Pour pouvoir écrire une critique littéraire, il me fallait affronter un fantôme en particulier. Ce fantôme était une femme. Quand j'appris à mieux la connaître, je la baptisai du nom de l'héroine d'un poème célèbre, L'Ange dans la Maison (de Coventry Patmore, 1862). C'était elle qui se glissait entre ma feuille et moi quand j'écrivais mes critiques. C'était elle qui m'agaçait, me faisait perdre mon temps et me tourmentait tant que pour finir je la tuai. Vous qui appartenez à une génération plus jeune et plus heureuse, vous n'avez peut-être pas entendu parler d'elle -- cet Ange dans la Maison n'évoque peut-être rien pour vous. Je vais tenter de la décrire aussi brièvement que possible. Elle était intensément bienveillante. Elle était immensément charmante. Elle n'était absolument pas égoïste. Elle excellait dans les arts délicats de la vie domestique. Elle se sacrifiait au quotidien. S'il y avait du poulet, elle prenait une aile; s'il y avait un courant d'air, elle s' y asseyait; – bref, elle était ainsi faite qu’elle n’avait nulle pensée, nul désir qui lui fût propre, préférant toujours partager les pensées et les désirs des autres. Avant toute chose – faut-il le rappeler – elle était pure. Sa pureté – ce rose qui lui venait aux joues, sa grâce exquise – était censée être sa principale beauté. À cette époque – la fin du règne de la reine Victoria – chaque foyer avait son ange. Et quand je me mettais à écrire, elle apparaissait dès mes premiers mots. L'ombre de ses ailes planait sur ma page; j'entendais le froufrou de ses jupes dans la pièce. Dès que je prenais la plume pour écrire la critique du roman d'un écrivain célèbre, elle se glissait derrière moi et murmurait à mon oreille: "ma chère, vous êtes une jeune femme. Vous écrivez sur l'oeuvre d'un homme. Soyez bienveillante; soyez douce; flattez; trompez; faites usage de tous les artifices de votre sexe. Ne laissez jamais personne deviner que vous avez un esprit bien à vous. Et plus que tout, soyez pure."

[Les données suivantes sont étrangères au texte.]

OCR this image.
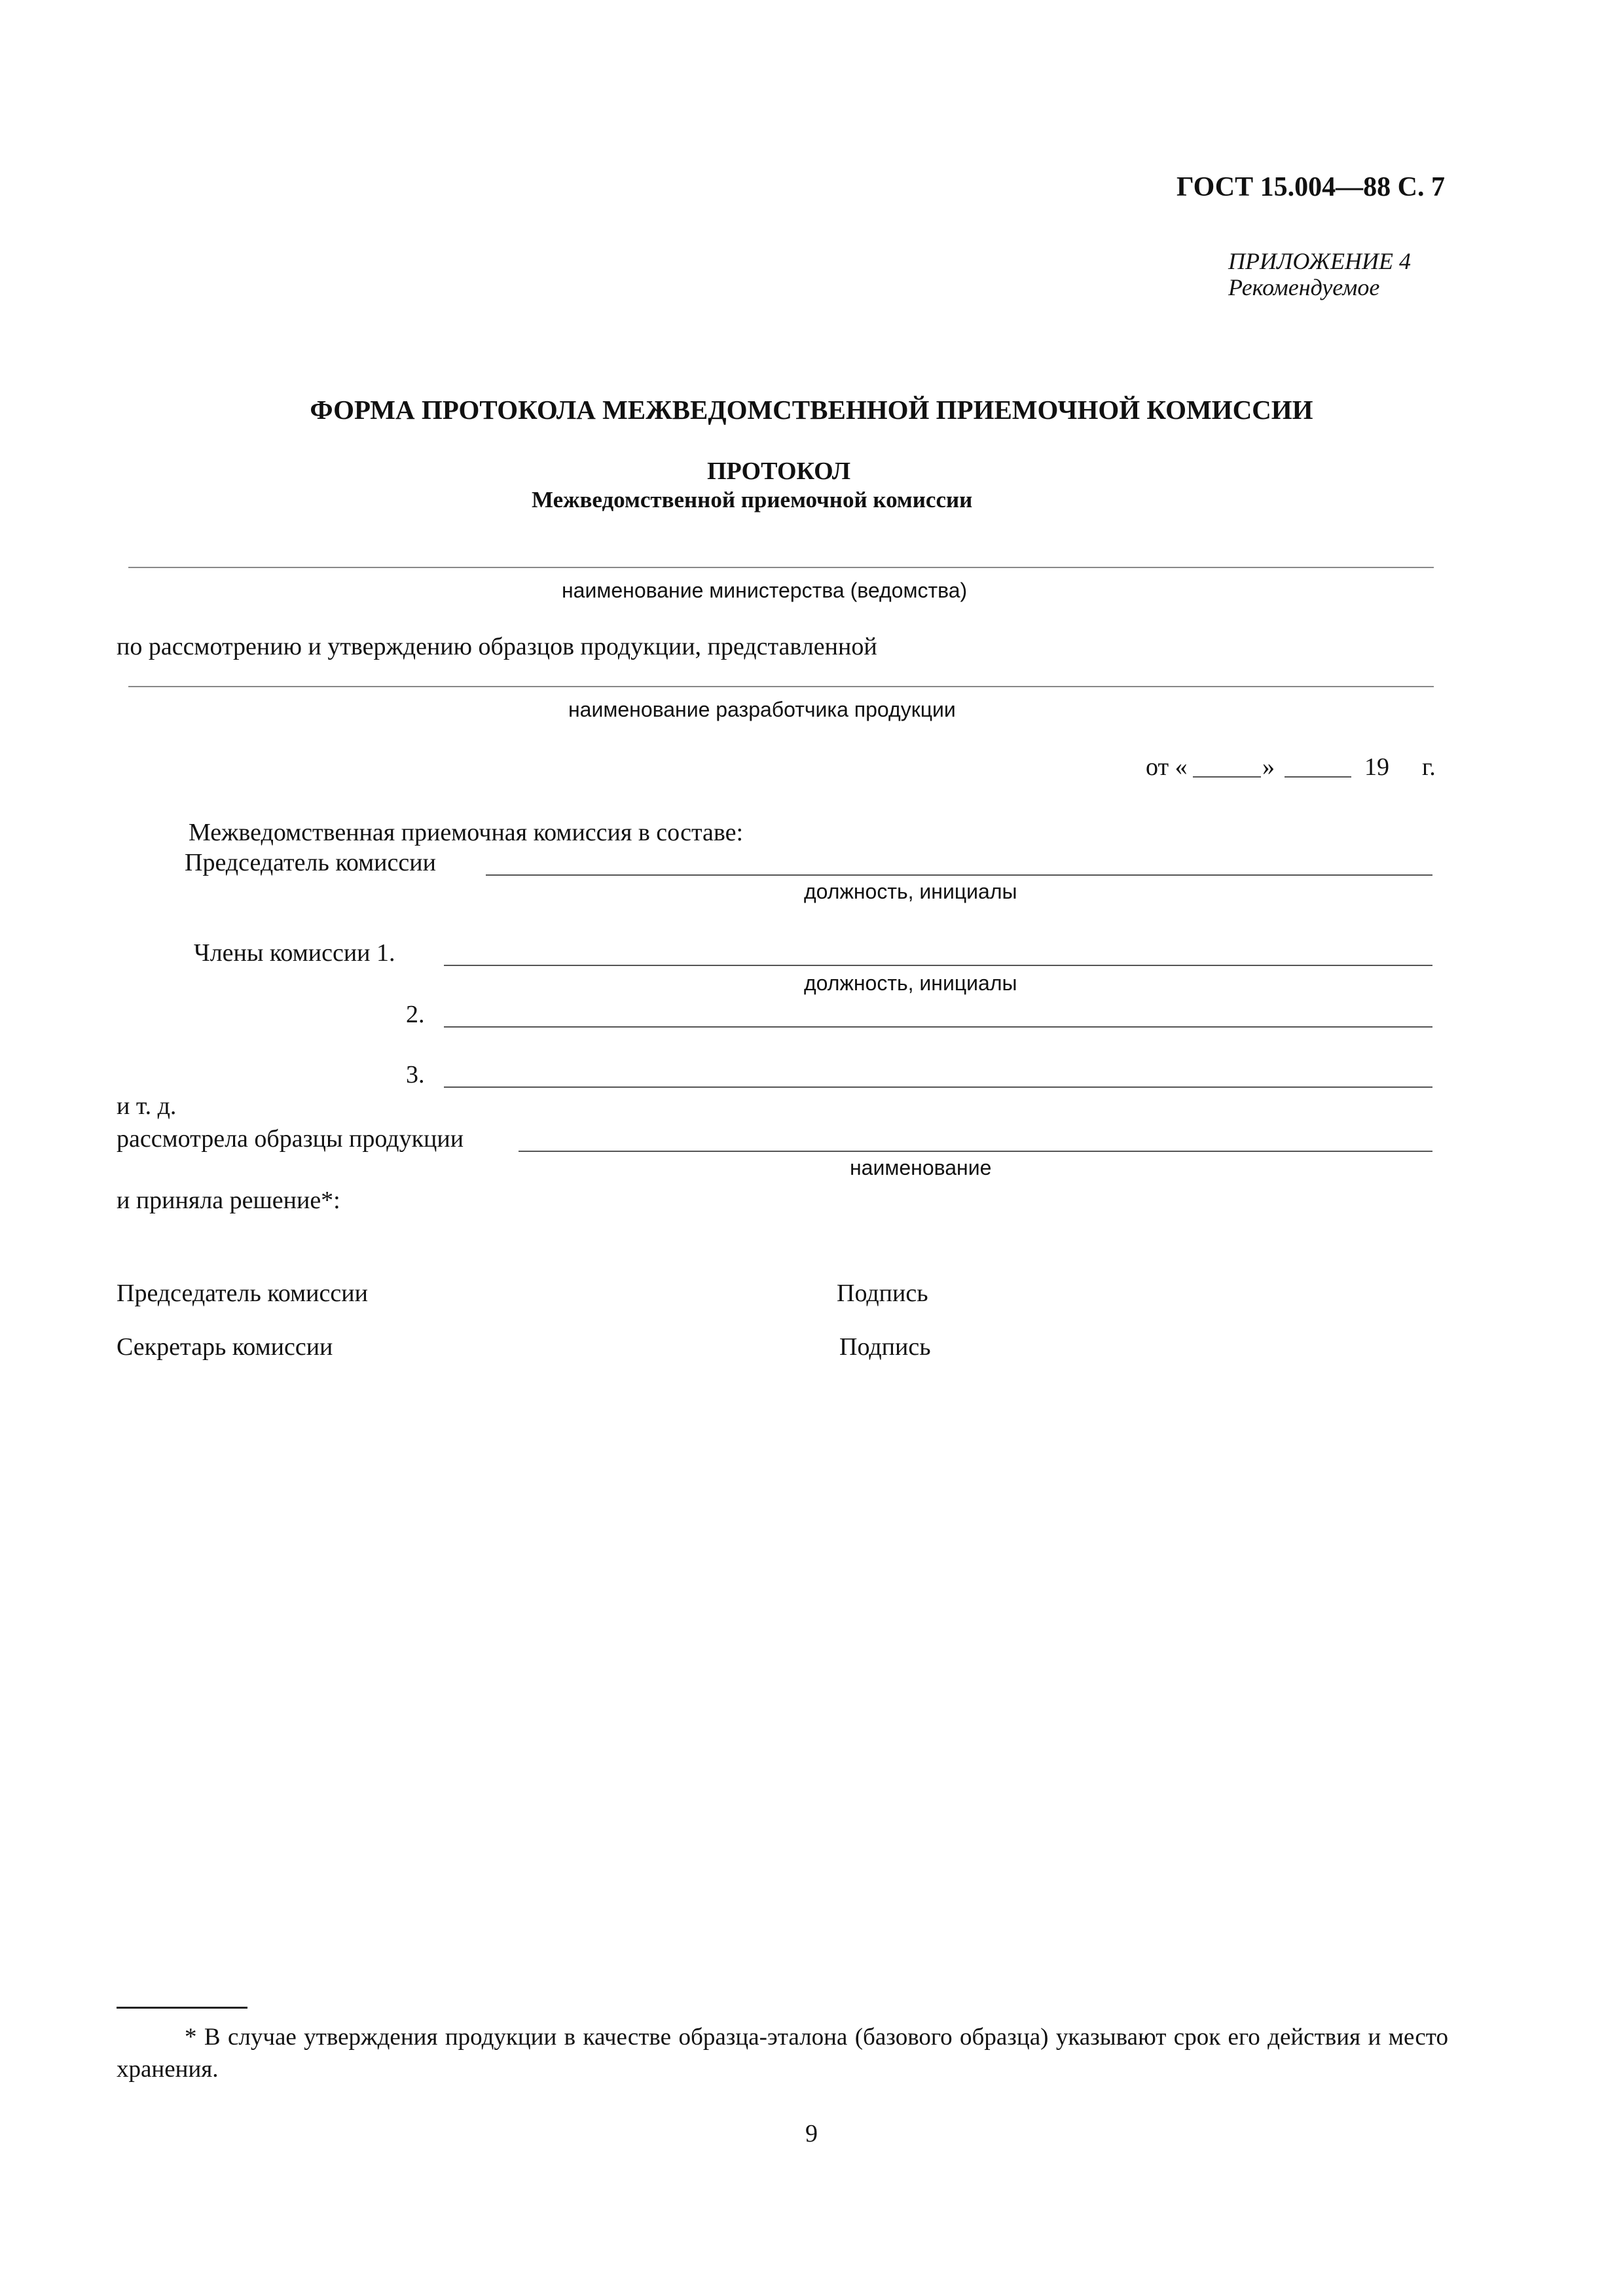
ГОСТ 15.004—88 С. 7
ПРИЛОЖЕНИЕ 4
Рекомендуемое
ФОРМА ПРОТОКОЛА МЕЖВЕДОМСТВЕННОЙ ПРИЕМОЧНОЙ КОМИССИИ
ПРОТОКОЛ
Межведомственной приемочной комиссии
наименование министерства (ведомства)
по рассмотрению и утверждению образцов продукции, представленной
наименование разработчика продукции
от «	»	19 г.
Межведомственная приемочная комиссия в составе:
Председатель комиссии
должность, инициалы
Члены комиссии 1.
должность, инициалы
2.
3.
и т. д.
рассмотрела образцы продукции
наименование
и приняла решение*:
Председатель комиссии	Подпись
Секретарь комиссии	Подпись
* В случае утверждения продукции в качестве образца-эталона (базового образца) указывают срок его действия и место хранения.
9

(Professions pour les femmes, 1931)

Note: ce recueil contient trente textes, publiés entre 1905 et 1942, regroupés en quatre chapitres, les titres sont de Catherine Bernard:
1) La lectrice: textes critiques sur Montaigne, Defoe, Conrad, Madame de Sévigné, Jane Austen, Les soeurs Brontë...

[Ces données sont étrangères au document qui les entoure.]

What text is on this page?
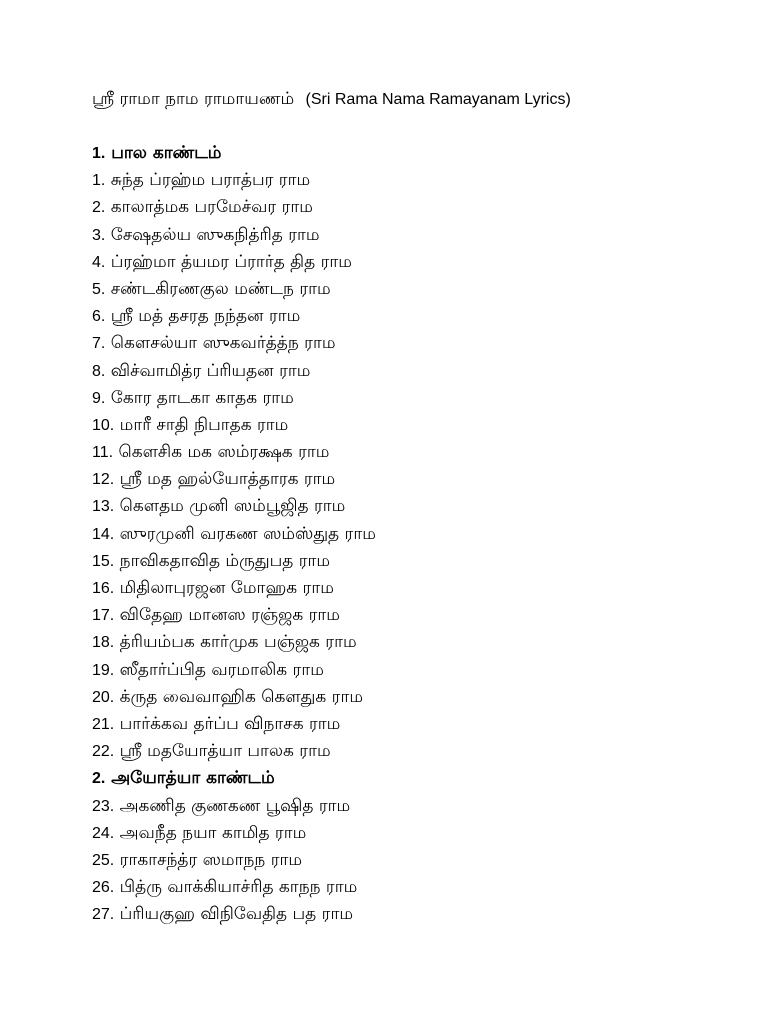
ஸ்ரீ ராமா நாம ராமாயணம் (Sri Rama Nama Ramayanam Lyrics)
1. பால காண்டம்
1. சுந்த ப்ரஹ்ம பராத்பர ராம
2. காலாத்மக பரமேச்வர ராம
3. சேஷதல்ய ஸுகநித்ரித ராம
4. ப்ரஹ்மா த்யமர ப்ரார்த தித ராம
5. சண்டகிரணகுல மண்டந ராம
6. ஸ்ரீ மத் தசரத நந்தன ராம
7. கௌசல்யா ஸுகவர்த்த்ந ராம
8. விச்வாமித்ர ப்ரியதன ராம
9. கோர தாடகா காதக ராம
10. மாரீ சாதி நிபாதக ராம
11. கௌசிக மக ஸம்ரக்ஷக ராம
12. ஸ்ரீ மத ஹல்யோத்தாரக ராம
13. கௌதம முனி ஸம்பூஜித ராம
14. ஸுரமுனி வரகண ஸம்ஸ்துத ராம
15. நாவிகதாவித ம்ருதுபத ராம
16. மிதிலாபுரஜன மோஹக ராம
17. விதேஹ மானஸ ரஞ்ஜக ராம
18. த்ரியம்பக கார்முக பஞ்ஜக ராம
19. ஸீதார்ப்பித வரமாலிக ராம
20. க்ருத வைவாஹிக கௌதுக ராம
21. பார்க்கவ தர்ப்ப விநாசக ராம
22. ஸ்ரீ மதயோத்யா பாலக ராம
2. அயோத்யா காண்டம்
23. அகணித குணகண பூஷித ராம
24. அவநீத நயா காமித ராம
25. ராகாசந்த்ர ஸமாநந ராம
26. பித்ரு வாக்கியாச்ரித காநந ராம
27. ப்ரியகுஹ விநிவேதித பத ராம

2) Formes de la modernité: Mr. Bennett and Mrs. Brown, Le cinéma, Impressions de Bayreuth...
3) Expérience et écriture: Promenade nocturne, En route pour l’Espagne, Le soleil et le poisson, Par les rues : aventure londonienne, De la maladie
4) Dire son temps: Professions pour les femmes, Orage sur Wembley, Souvenirs d’une coopérative d’ouvrières, Considérations sur la paix en temps de guerre.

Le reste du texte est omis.